One of the few major female poets in the modernist revolution at the start of the 20th century, Marianne Moore was a brilliant innovator, combining, in her many poems about the natural world, a fierce devotion to accuracy of detail and a startlingly prosaic, sometimes colloquial voice. Her gorgeous poems still stun. She was also an influential editor of the premier literary journal, The Dial, and mentored younger poets. She was pugnacious, fighting for virtues too little noticed: power held in restraint, and precision (better in her view than certitude). She embraced aspects of American popular culture.  She loved baseball. She threw the ball to open the season at Yankee stadium in 1968.  The Ford car company asked the famous poet to name a new make of car (alas, Ford stuck with his son’s name, Edsel, for this unlucky, poorly selling car, rejecting Moore’s suggestions, like “Utopian Turtletop” and “Andante con Moto.”) I think she would have loved the idea of appearing on the ten spot.

In her later years, Moore, embracing her celebrity, took to wearing a three-cornered hat and black cape at public occasions. Dressed in this way, she would be splendid on the ten-dollar bill, looking presidential. Move over, founding fathers, and make room for the founding mother of literary modernism.

Susan M. Reverby, Marion Butler McLean professor in the history of ideas; professor of Women’s and Gender Studies

Ella Baker was central to the civil rights movement of the mid 20th century, a behind the scenes advisor/teacher to thousands from Martin Luther King to the lowliest student worker, whose strategic and tactical sense and commitment to justice lasted a lifetime, changed out country, and taught us all.

James Oles, senior lecturer in art

I have no specific suggestion but would prefer they find someone in the arts or humanities for once: Emily Dickinson, Georgia O'Keeffe?
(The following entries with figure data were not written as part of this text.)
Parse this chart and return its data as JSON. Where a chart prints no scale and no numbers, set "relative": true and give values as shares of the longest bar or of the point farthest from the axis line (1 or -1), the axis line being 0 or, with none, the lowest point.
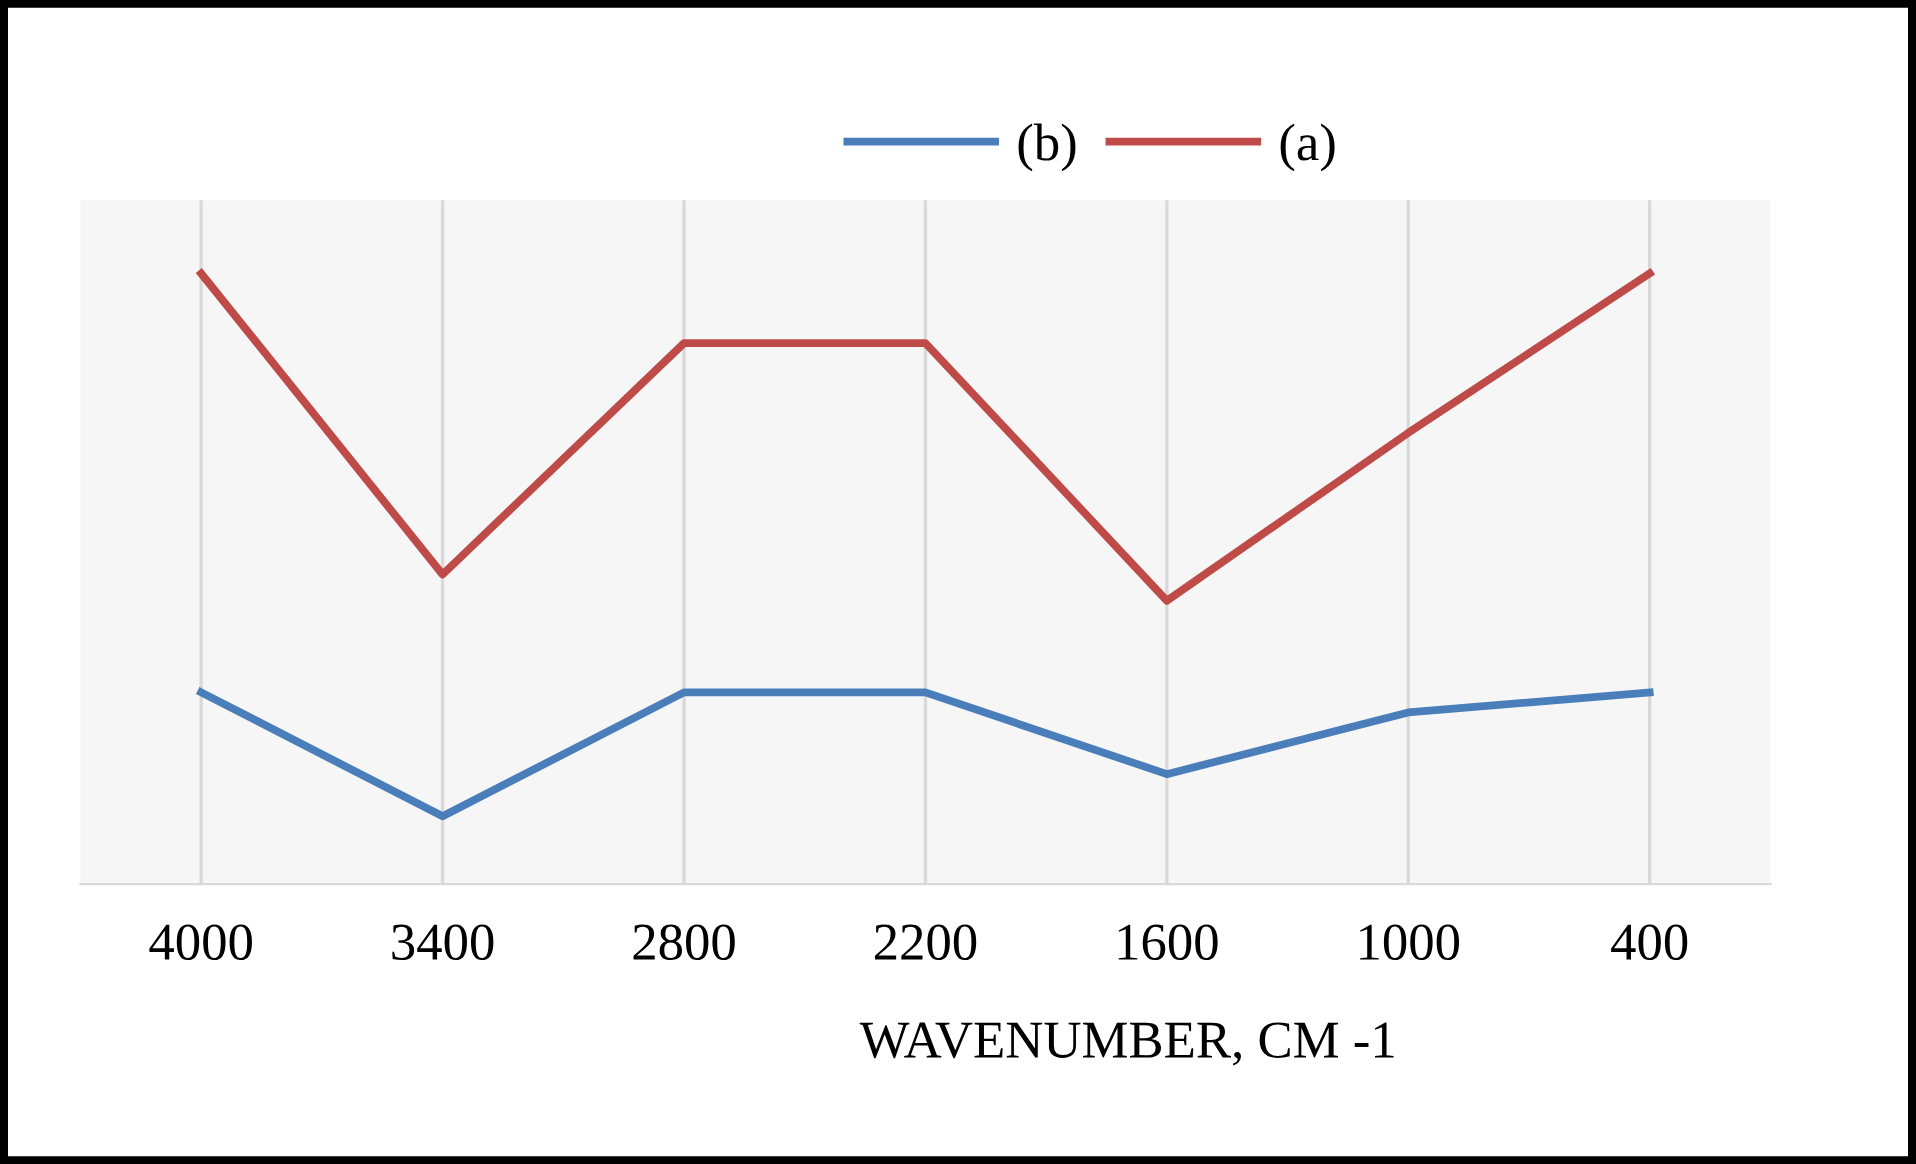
{
  "chart_data": {
    "type": "line",
    "xlabel": "WAVENUMBER, CM -1",
    "categories": [
      "4000",
      "3400",
      "2800",
      "2200",
      "1600",
      "1000",
      "400"
    ],
    "series": [
      {
        "name": "(b)",
        "color": "#4a7ebb",
        "values": [
          0.314,
          0.111,
          0.314,
          0.314,
          0.18,
          0.281,
          0.314
        ]
      },
      {
        "name": "(a)",
        "color": "#be4b48",
        "values": [
          1,
          0.507,
          0.886,
          0.886,
          0.464,
          0.739,
          1
        ]
      }
    ],
    "relative": true,
    "grid": "x",
    "legend": "top",
    "marker": "none",
    "line_style": "solid"
  }
}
Mexico has a bill with Frida on one side and Diego Rivera on the other. US currency is too much about leaders and political power. But anyway in our contentious society if they pick someone whose reach and influence was too narrow or who represents a narrow sector she will be criticized. The problem is that the shared "American" vision (a fiction) that led to the selection of those on current bills no longer exists. And so why not tie denominations to color and have rotating figures on all bills? [It] would really deter counterfeiters!

Do you have a suggestion? The US Treasury will review social media submissions using the hashtag #TheNew10, as well as comments posted to a dedicated part of the Treasury website. Treasury Secretary Jack Lew will announce the decision later this year.